19 Nov 2005


I have to admit it: this is the first time I ever listened to the complete version of this early Decca-issue of 1952 (though some sources say it was recorded one year earlier).

I filled my Lakmé-longings with a selection from this recording and have recordings of the Met Lakmé with Pons and Tokatyan, the 1976 Decca Lakmé with Sutherland and Vanzo, a Ruffini-Morino-version and Sumi Jo and Zhang in Amsterdam. Of course I possess a full Robin-version, though it is the French Radio performance of 1955 with Charles Richard. So I was in for quite a surprise and I am now wondering why I didn’t go for this version under review long time ago when I acquired the highlights-LP.

Old hands will remember the days when Decca bombed everybody with their ffrr (full frequency range recording) ads in the days before stereo. There is something nostalgic in hearing those sonics when singers where so clearly audible and not swamped by a lush orchestra. Yes, it’s true that the sound perhaps made eagles of sparrows but that is still the case with modern recording techniques; witness Bartoli who sounds like Simionato and Cossotto and has difficulty filling the Brussels Munt with its 1200 seats.

But the main selling point of this set are the singers. All of them started their careers at a time when Lakmé was part of the iron repertoire; when it was performed in France with a frequency that nowadays can only be compared with the numerous and unstoppable performances of Bohème at the Met. The whole performance sounds so natural, so convincing, so seamless that one almost forgets this is a recording; an artificial memo and not a wonderful once in fifty years direct radio performance. While playing it I never had the feeling for one moment that there was even a conductor, just that everybody was making great music and maybe this is the highest praise one can give Georges Sebastian.

And then there is the one and only Mado Robin. Of her several recorded Lakmé’s this is surely the best as after all corrections could be made. I was too young to have heard her in the flesh though I remember well the stunning news when the radio announced her gruesome death at 40 years of age. So I really don’t know how the voice came over in a big auditorium. But on records it is a miracle and not only in Lakmé (her “souvenirs de la belle époque” are one of my all-time favourites). The voice is so fresh, so scintillating and so slender that this is the Lakmé of one’s dreams. Sorry, all other competitors sound somewhat clumsy and old compared to Robin who gives an unforgettable impression of an Indian teenager. And yes, the stunning high notes are there too without losing focus or beauty of tone or sounding thinner as happened to Erna Sack. On video I have Robin singing several of these arias on camera in a time when shameful editing à la Placido Domingo was not possible: proof that there was nothing artificial to this unforgettable crystalline voice.

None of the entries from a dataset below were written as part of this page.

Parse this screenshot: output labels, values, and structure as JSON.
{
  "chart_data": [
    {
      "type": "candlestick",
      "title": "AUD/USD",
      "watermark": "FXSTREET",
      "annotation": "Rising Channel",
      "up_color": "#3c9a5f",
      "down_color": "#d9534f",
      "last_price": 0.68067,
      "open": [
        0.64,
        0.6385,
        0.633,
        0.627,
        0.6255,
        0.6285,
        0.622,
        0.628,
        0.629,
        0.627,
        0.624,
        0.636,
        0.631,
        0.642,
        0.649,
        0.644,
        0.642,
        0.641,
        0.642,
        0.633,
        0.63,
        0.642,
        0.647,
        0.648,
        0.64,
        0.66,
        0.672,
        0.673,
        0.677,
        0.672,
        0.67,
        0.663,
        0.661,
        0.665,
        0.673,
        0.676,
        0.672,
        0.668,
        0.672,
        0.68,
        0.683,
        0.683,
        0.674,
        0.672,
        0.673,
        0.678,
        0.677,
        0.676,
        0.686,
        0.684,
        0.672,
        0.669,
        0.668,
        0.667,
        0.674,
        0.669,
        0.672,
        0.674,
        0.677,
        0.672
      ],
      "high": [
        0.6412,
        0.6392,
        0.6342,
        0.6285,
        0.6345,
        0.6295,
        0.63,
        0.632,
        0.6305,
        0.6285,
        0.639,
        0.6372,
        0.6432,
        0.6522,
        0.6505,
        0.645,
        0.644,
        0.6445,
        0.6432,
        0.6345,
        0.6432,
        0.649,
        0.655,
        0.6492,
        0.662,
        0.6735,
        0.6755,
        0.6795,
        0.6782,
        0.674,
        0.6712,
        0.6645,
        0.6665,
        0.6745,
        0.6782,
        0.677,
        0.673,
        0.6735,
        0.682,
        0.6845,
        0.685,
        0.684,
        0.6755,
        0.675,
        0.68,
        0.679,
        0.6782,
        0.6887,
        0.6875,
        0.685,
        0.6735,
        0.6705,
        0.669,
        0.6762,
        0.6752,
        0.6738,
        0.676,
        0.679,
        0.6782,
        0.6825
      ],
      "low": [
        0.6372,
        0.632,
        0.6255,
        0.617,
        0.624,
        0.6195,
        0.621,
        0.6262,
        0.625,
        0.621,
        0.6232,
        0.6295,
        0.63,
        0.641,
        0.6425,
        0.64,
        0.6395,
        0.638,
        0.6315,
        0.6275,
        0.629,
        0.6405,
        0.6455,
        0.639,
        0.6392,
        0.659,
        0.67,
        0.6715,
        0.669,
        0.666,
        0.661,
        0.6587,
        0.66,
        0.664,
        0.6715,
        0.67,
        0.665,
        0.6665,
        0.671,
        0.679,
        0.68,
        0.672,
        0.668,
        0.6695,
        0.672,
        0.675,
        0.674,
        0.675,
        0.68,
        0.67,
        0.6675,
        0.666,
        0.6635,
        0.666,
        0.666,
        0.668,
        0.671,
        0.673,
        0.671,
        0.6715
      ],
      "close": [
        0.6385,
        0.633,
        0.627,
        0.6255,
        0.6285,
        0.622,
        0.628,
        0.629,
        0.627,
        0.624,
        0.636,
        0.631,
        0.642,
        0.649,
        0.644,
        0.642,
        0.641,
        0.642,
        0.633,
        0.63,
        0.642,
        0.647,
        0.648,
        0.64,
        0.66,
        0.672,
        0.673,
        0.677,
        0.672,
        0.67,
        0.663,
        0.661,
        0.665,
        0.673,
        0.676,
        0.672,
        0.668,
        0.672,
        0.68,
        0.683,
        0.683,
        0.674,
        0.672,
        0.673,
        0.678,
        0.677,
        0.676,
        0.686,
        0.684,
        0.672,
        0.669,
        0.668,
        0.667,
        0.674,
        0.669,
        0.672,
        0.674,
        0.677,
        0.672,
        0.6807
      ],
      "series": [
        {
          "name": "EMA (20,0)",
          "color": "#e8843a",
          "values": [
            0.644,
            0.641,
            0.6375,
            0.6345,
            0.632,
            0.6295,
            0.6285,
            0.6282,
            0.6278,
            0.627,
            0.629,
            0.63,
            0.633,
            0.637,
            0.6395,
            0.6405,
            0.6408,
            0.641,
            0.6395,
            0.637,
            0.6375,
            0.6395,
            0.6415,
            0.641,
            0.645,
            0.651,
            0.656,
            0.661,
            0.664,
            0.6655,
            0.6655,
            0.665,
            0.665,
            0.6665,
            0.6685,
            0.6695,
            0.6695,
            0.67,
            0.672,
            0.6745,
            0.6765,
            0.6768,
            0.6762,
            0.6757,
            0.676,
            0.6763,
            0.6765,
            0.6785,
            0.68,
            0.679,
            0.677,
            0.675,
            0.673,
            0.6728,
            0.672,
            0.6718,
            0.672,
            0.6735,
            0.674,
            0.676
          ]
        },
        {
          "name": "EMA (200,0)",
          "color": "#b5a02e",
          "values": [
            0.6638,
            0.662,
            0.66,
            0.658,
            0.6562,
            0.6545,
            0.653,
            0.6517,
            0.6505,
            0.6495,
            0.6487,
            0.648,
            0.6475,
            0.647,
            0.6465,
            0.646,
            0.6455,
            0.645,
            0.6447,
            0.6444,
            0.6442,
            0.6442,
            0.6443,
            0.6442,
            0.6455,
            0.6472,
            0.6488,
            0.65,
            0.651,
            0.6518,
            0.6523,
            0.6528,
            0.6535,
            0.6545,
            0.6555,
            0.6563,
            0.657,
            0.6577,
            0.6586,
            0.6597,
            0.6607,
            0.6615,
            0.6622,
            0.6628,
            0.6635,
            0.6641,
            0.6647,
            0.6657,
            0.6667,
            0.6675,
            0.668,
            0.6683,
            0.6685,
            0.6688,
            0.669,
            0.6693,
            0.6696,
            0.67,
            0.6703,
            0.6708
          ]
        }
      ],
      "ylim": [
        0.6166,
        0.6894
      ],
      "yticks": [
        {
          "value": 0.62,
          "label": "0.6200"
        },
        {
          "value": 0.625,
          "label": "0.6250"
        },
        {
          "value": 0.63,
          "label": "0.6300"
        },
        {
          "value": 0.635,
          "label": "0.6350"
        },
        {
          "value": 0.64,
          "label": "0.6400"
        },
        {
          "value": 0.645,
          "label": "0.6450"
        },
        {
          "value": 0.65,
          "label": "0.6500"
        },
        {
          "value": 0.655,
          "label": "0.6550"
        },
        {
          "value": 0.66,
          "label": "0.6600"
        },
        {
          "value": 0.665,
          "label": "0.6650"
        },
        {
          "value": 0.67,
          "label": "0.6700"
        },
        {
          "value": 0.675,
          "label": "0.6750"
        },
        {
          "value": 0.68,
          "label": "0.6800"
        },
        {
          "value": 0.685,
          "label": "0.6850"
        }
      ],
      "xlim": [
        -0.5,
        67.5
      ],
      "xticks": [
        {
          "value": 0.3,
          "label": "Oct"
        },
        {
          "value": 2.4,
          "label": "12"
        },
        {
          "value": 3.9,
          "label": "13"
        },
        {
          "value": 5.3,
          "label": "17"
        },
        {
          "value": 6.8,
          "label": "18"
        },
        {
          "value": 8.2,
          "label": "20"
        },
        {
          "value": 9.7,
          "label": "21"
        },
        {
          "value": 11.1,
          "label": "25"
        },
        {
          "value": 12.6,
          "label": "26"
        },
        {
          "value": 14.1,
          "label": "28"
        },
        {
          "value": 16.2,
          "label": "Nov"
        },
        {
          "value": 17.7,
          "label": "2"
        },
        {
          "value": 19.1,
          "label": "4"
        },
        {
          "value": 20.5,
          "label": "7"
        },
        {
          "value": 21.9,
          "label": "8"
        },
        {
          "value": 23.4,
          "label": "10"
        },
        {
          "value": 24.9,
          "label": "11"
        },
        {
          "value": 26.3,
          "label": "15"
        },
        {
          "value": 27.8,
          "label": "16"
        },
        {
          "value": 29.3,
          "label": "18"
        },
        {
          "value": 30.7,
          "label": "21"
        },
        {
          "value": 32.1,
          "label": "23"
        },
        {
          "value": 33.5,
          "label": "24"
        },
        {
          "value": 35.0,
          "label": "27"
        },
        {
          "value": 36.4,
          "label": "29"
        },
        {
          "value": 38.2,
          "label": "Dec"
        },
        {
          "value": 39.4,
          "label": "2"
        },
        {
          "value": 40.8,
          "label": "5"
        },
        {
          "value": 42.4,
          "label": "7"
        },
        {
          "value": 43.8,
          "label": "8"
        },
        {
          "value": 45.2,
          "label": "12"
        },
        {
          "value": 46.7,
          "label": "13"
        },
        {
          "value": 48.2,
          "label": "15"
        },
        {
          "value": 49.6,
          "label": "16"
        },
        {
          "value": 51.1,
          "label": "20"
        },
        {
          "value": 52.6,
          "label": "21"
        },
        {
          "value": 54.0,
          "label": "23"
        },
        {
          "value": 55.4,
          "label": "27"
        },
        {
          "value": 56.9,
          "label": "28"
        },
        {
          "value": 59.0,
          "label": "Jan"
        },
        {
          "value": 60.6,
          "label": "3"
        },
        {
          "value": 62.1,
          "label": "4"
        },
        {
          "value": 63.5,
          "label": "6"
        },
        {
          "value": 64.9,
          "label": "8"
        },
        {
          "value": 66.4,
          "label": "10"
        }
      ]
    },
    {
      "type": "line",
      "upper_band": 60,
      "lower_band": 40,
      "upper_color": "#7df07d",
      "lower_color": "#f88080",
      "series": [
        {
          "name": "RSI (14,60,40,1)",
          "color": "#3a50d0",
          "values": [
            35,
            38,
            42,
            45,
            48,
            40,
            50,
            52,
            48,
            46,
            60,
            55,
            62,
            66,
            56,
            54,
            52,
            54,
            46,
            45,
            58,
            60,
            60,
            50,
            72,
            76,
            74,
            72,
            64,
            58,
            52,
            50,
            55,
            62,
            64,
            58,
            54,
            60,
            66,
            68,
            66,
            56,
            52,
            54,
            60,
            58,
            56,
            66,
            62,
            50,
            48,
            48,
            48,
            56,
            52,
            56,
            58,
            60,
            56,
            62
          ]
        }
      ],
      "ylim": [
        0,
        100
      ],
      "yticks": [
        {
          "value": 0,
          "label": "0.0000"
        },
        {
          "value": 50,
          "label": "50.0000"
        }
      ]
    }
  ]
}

Her partners are not completely on the same level though they come close. Jean Borthayre as Nikalantha was still one of the best French baritones at the time of the recording when he was nearing fifty. The voice is a little bit gruff as suits the role and the style and pronunciation are flawless though Ernest Blanc combines rage, tenderness and sorrow even better in the highlights-selection with D’Angelo-Gedda I always held tenor Libero De Luca in not too high an esteem though this was more the result of bad casting by Decca (he is not a great Don José on their first Carmen with Juyol) than his own fault. His Gérald is another winner. Granted he is not so smooth and charming as young Alain Vanzo in his 1960-higlights-recording with Doria (on the 1976 Decca the voice is already too blowsy). Yes, the voice of De Luca is a little unwieldy and his pianissimo in Fantaisie aux divins mensonges are not on par with young Vanzo’s but he is manly, passionate and tender at the same time in the great tradition of Micheletti, Villabella and especially Charles Friant whose voice he mostly resembles. And De Luca was one of the many adopted French singers (like Endrèze) as he was born in the German part of Switzerland. Agnès Disney (what a name to make a career) is a charming authentic Melika in that beautiful duet that did much to restore the opera into favour as at a certain moment several big brands used it in their commercials in Europe (and maybe the States?). In short, if you like this masterpiece of tuneful music, this is probably the cheapest and the best version.